Cloudflare Crawl

Crawl entire websites using Cloudflare's Browser Rendering /crawl API. Async job-based crawling with JS rendering.

When to Use

Scrape entire sites (not just single pages)
Build knowledge bases or RAG datasets
Research across multiple pages
Sites protected by Cloudflare (CF won't block itself)
Need Markdown or structured JSON output

Prerequisites

Get Cloudflare API credentials:

Go to https://dash.cloudflare.com/profile/api-tokens
Create token with Account.Browser Rendering permission
Get your Account ID from dashboard URL

Set environment variables:

export CLOUDFLARE_API_TOKEN="your_token"
export CLOUDFLARE_ACCOUNT_ID="your_account_id"

Quick Start

# Start a crawl job
node scripts/crawl.js start https://example.com --limit 50

# Check status
node scripts/crawl.js status <job_id>

# Get results as markdown
node scripts/crawl.js results <job_id> --format markdown

API Overview

1. Start Crawl Job

curl -X POST "https://api.cloudflare.com/client/v4/accounts/$CLOUDFLARE_ACCOUNT_ID/browser-rendering/crawl" \
  -H "Authorization: Bearer $CLOUDFLARE_API_TOKEN" \
  -H "Content-Type: application/json" \
  -d '{
    "url": "https://example.com",
    "limit": 50,
    "depth": 3,
    "formats": ["markdown"]
  }'

Returns: { "success": true, "result": "job_id_here" }

2. Poll for Completion

curl "https://api.cloudflare.com/client/v4/accounts/$CLOUDFLARE_ACCOUNT_ID/browser-rendering/crawl/$JOB_ID?limit=1" \
  -H "Authorization: Bearer $CLOUDFLARE_API_TOKEN"

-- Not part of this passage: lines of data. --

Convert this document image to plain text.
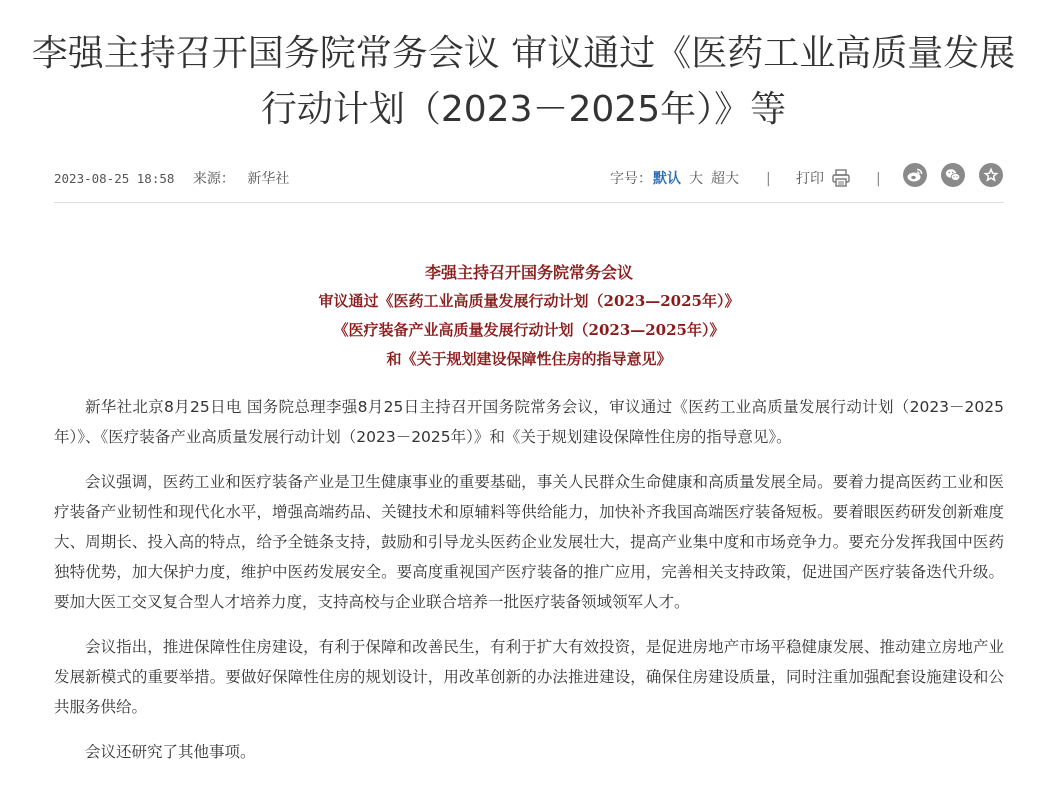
李强主持召开国务院常务会议 审议通过《医药工业高质量发展行动计划（2023－2025年）》等
2023-08-25 18:58 来源： 新华社	字号： 默认 大 超大 | 打印	|
李强主持召开国务院常务会议
审议通过《医药工业高质量发展行动计划（2023—2025年）》
《医疗装备产业高质量发展行动计划（2023—2025年）》
和《关于规划建设保障性住房的指导意见》

新华社北京8月25日电 国务院总理李强8月25日主持召开国务院常务会议，审议通过《医药工业高质量发展行动计划（2023－2025年）》、《医疗装备产业高质量发展行动计划（2023－2025年）》和《关于规划建设保障性住房的指导意见》。

会议强调，医药工业和医疗装备产业是卫生健康事业的重要基础，事关人民群众生命健康和高质量发展全局。要着力提高医药工业和医疗装备产业韧性和现代化水平，增强高端药品、关键技术和原辅料等供给能力，加快补齐我国高端医疗装备短板。要着眼医药研发创新难度大、周期长、投入高的特点，给予全链条支持，鼓励和引导龙头医药企业发展壮大，提高产业集中度和市场竞争力。要充分发挥我国中医药独特优势，加大保护力度，维护中医药发展安全。要高度重视国产医疗装备的推广应用，完善相关支持政策，促进国产医疗装备迭代升级。要加大医工交叉复合型人才培养力度，支持高校与企业联合培养一批医疗装备领域领军人才。

会议指出，推进保障性住房建设，有利于保障和改善民生，有利于扩大有效投资，是促进房地产市场平稳健康发展、推动建立房地产业发展新模式的重要举措。要做好保障性住房的规划设计，用改革创新的办法推进建设，确保住房建设质量，同时注重加强配套设施建设和公共服务供给。

会议还研究了其他事项。
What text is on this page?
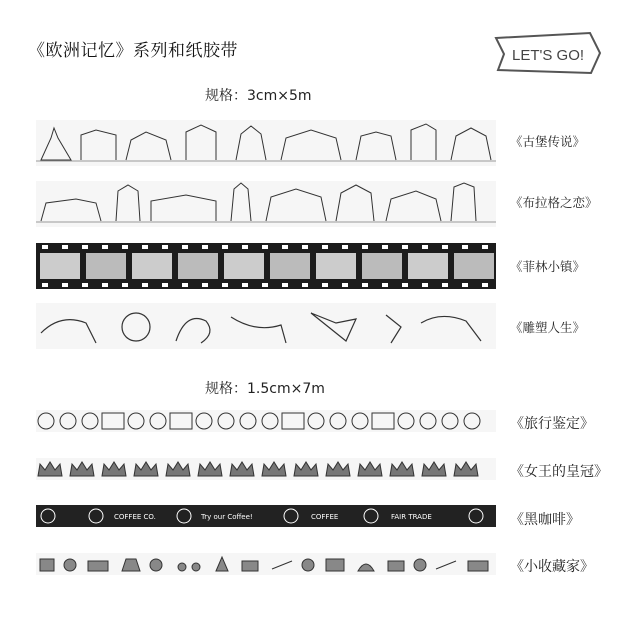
《欧洲记忆》系列和纸胶带	LET'S GO!
规格：3cm×5m
《古堡传说》
《布拉格之恋》
《菲林小镇》
《雕塑人生》
规格：1.5cm×7m
《旅行鉴定》
《女王的皇冠》
COFFEE CO.	Try our Coffee!	COFFEE	FAIR TRADE	《黑咖啡》
《小收藏家》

Status values: running, completed, errored, cancelled_due_to_timeout

3. Get Results

curl "https://api.cloudflare.com/client/v4/accounts/$CLOUDFLARE_ACCOUNT_ID/browser-rendering/crawl/$JOB_ID" \
  -H "Authorization: Bearer $CLOUDFLARE_API_TOKEN"

Parameters

| Parameter | Type | Default | Description | |-----------|------|---------|-------------| | url | string | required | Starting URL | | limit | number | 10 | Max pages to crawl (max 100,000) | | depth | number | 100000 | Max link depth from start URL | | source | string | "all" | URL discovery: all, sitemaps, links | | formats | array | ["html"] | Output: html, markdown, json | | render | boolean | true | Execute JS (false = fast HTML only) |

Output Formats

Markdown (best for AI)

{
  "url": "https://example.com/page",
  "status": "completed",
  "markdown": "# Page Title\n\nContent here...",
  "metadata": { "title": "Page Title", "status": 200 }
}

JSON (AI-extracted)

Uses Workers AI to extract structured data. Requires jsonOptions.prompt:

{
  "formats": ["json"],
  "jsonOptions": {
    "prompt": "Extract product name, price, and description"
  }
}

Pricing

| Plan | Free Tier | Overage | |------|-----------|---------| | Workers Free | 10 min/day | N/A | | Workers Paid | 10 hrs/month | $0.09/hour |

Limits

Max 100,000 pages per crawl
7 day max runtime
Results available 14 days
Free plan: 10 concurrent, 100 pages max

Example: Crawl for RAG

// Crawl docs site for knowledge base
const job = await startCrawl({
  url: 'https://docs.example.com',
  limit: 500,
  formats: ['markdown'],
  source: 'sitemaps' // Use sitemap for efficiency
});

// Wait for completion
const results = await waitForCrawl(job.id);

// Save markdown files for RAG
for (const page of results.records) {
  if (page.status === 'completed') {
    fs.writeFileSync(`docs/${slugify(page.url)}.md`, page.markdown);
  }
}

vs Browserbase/Stagehand

| Use Case | Cloudflare Crawl | Browserbase | |----------|-----------------|-------------| | Full site scrape | ✅ Best | ❌ Manual | | Interactive (forms) | ❌ No | ✅ Best | | CF-protected sites | ✅ Native | ⚠️ Cloud bypass | | AI extraction | ✅ Built-in | ✅ Stagehand | | Session management | ✅ Async jobs | ❌ Manual | | Cost | $0.09/hr | Credits |

Use Cloudflare Crawl for bulk content extraction. Use Browserbase for interactive automation.